If I managed my family’s finances perfectly, I’d be able to tell you that we started saving regularly again as soon as my income got back to normal. In reality, we began saving again in fits and starts. We’d do well for a year only to stop and divert our savings to some home project the next. We all do that occasionally, but honestly, the fact that Crystal and I had saved a decent amount prior to our marriage made us feel all too comfortable taking our foot off the savings gas pedal on a regular basis. Life was pretty busy so it took me a while to realize that not having our savings on track was creating stress in my life. It started as a to do list item but grew to become a gnawing feeling that was beginning to occur more and more regularly when I’d stop to consider our personal finances. It had become my personal finance version of Ned Ryerson, showing up time and time again, annoying me with a Groundhog Day like effect.
Once I realized this, Crystal and I took the appropriate steps to get back on track with our savings. Much of it involved simply doing the things I know (and advise others to do.) Things like pay yourself first, automate your savings and direct them to the right types of accounts (that are oftentimes harder to access than a regular savings account.) Our family is back on track with our savings goals and I’m happy to say that I no longer have that gnawing feeling when I consider my family’s finances. A big step in the direction of financial freedom!
What’s your personal finance issue that makes you feel like it’s Groundhog Day?
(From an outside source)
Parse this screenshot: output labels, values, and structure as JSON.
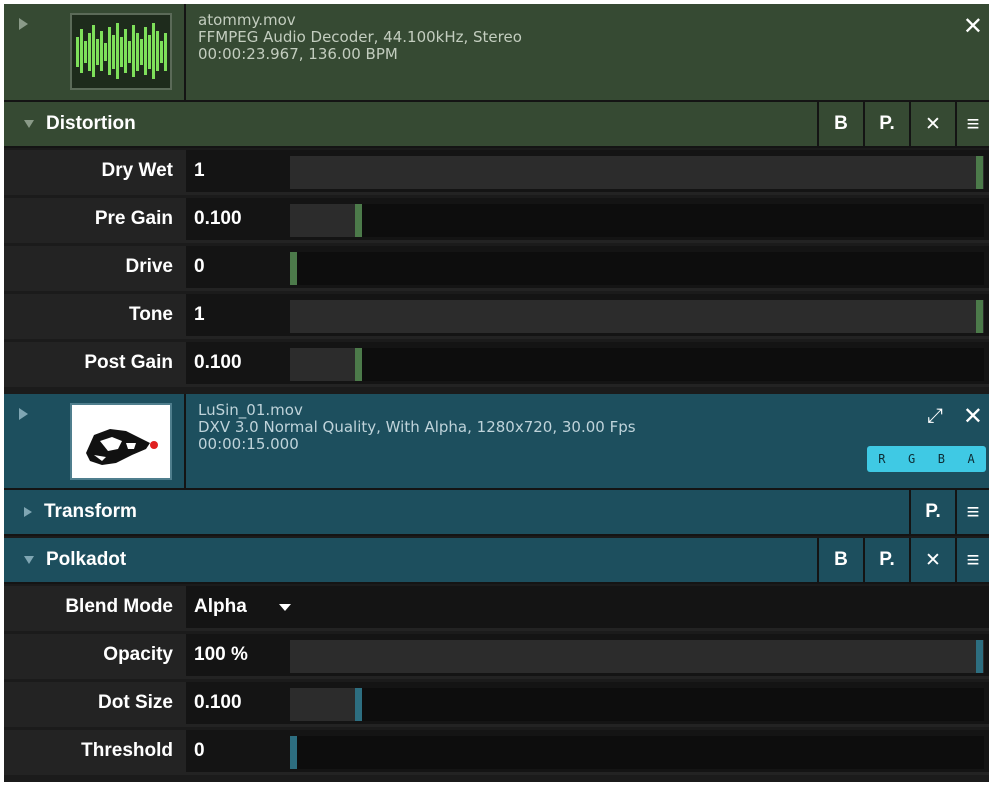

Is it knowing that you need to create a will and estate documents, wondering if you’ll have enough saved to retire comfortably or could it be simply needing to get your savings back on track? Believe me, whatever the issue, it’s worth addressing. Please let us know if we can help.
By the way, this Tuesday is Groundhog Day. Anybody want to venture a guess as to how accurate Punxsutawney Phil (our country’s most famous groundhog) has been over the years at predicting the end of winter? Around 40%. Less accurate than a coin flip but better than most stock market prognosticators!